Ничего девочка, несколько неразвита. Мне, по моей страшной мнительности, думается, что она втайне враждебна ко мне и была бы более довольна иметь невесткой Т<атьяну> С<тепенину>. (Борис еще не отослал кольца и не написал ничего.) Заметила за собой плохую черту: слова Шуры о Т<атьяне С<тепениной>, что она «очень умная девочка» — глубоко уязвили меня…
Надо работать. Ведь, конечно, Т<атьяна> С<тепенина> не глупа и при других условиях была бы еще развитее. Что тоже уязвляет меня. Брр… какая я дура…
19/III—29
Генн<адий> Фиш[266] нахваливал сегодня Борьку. «Талантище так и прет». Я хотя, кажется, и завидую, но мне это льстит: вот какой он у меня. Я знаю, что помогаю ему много, он хочет посвятить мне вторую книгу[267]. Я и хочу и не хочу этого. Боюсь, что не искренно… Т<о> е<сть> что он делает это скрепя сердце… Однако, конечно, приятно.

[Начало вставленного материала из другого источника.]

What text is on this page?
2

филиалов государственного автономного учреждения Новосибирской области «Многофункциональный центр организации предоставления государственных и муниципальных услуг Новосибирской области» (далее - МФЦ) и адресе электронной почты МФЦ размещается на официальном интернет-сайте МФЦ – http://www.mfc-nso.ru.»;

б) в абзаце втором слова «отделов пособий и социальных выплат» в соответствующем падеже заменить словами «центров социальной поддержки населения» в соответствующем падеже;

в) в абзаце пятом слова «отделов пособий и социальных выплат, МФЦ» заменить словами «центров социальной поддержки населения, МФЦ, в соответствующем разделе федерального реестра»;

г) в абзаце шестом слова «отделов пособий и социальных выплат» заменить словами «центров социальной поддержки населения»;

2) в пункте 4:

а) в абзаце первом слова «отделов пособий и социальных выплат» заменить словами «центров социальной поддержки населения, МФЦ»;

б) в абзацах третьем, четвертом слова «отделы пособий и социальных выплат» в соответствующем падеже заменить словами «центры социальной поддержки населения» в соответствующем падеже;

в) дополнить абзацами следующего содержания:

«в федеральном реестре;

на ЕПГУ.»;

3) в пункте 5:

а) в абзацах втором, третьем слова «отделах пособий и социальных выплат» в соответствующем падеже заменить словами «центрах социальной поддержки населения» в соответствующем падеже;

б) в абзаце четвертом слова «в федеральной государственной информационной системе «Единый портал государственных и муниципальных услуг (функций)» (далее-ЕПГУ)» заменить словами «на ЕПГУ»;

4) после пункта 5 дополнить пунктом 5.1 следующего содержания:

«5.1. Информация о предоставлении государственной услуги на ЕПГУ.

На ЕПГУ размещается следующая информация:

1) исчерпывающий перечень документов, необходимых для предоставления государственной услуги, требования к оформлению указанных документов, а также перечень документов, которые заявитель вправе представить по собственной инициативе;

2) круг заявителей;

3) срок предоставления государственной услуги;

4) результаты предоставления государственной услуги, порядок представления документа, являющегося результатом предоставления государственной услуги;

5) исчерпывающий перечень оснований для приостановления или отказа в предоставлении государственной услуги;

К осени подготовлю хорошую книгу[268].
25/III
Мне кажется, что многие страницы моего дневника можно озаглавить «Страдания молодой Вертерши», хотя Вертера[269] еще не читала. Пора бы ехать в город, да Ируня еще спит, надо все-таки накормить и т. п. Ируня — прелесть и радость.

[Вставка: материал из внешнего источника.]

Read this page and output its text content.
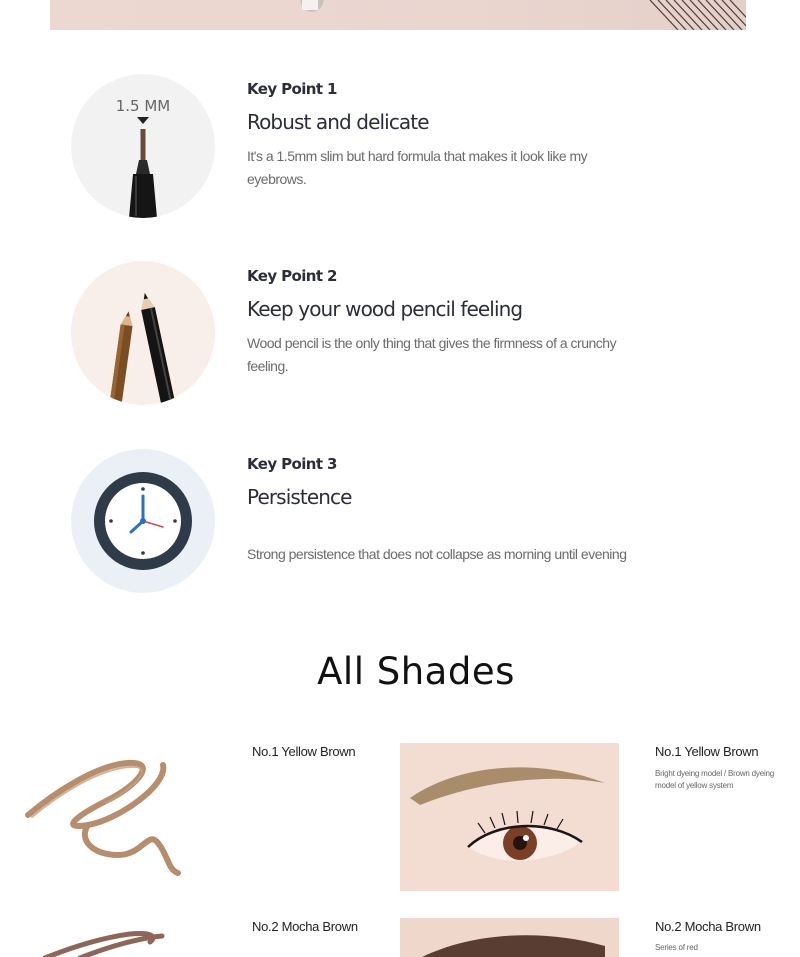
1.5 MM
Key Point 1
Robust and delicate
It's a 1.5mm slim but hard formula that makes it look like my eyebrows.
Key Point 2
Keep your wood pencil feeling
Wood pencil is the only thing that gives the firmness of a crunchy feeling.
Key Point 3
Persistence
Strong persistence that does not collapse as morning until evening
All Shades
No.1 Yellow Brown	No.1 Yellow Brown
Bright dyeing model / Brown dyeing model of yellow system
No.2 Mocha Brown	No.2 Mocha Brown
Series of red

Да, «страдания». Я мечтаю о жизни, здоровой, жадной и хищной до солнца, до радости, до знаний. О людях веселых, умных и здоровых. А получаю все обратное. Люди, окружающие меня (дома) либо нервны, больны, злы, либо тупы, ограниченны и затхлы. Они убиты нудной, спешной, безрадостной жизнью, очередями, профобрами, «жидами». Они унылы, и не умеют веселиться, или не знают, как… Скучно на этом свете, граждане![270] Я уйду из этой жизни, я не хочу покрыться ее налетом, не хочу, чтоб меня «потратила моль», эта ядовитая канашка, по выражению одного автора-юмориста. И мне жаль маму.
Денег нет, с книгами дела обстоят куда как плохо, родня косится на Шурку, в общем, я только терплю и стараюсь не размышлять об этом до конца. Мечтаю о лете.
(Какая радость моя Ирочка! Вон она уже сидит, играет, улыбается, солнышко мое.)
Надо — денег.
— || — сдать во что бы то ни стало 2–3 зачета за II курс и начать подготовку по 3.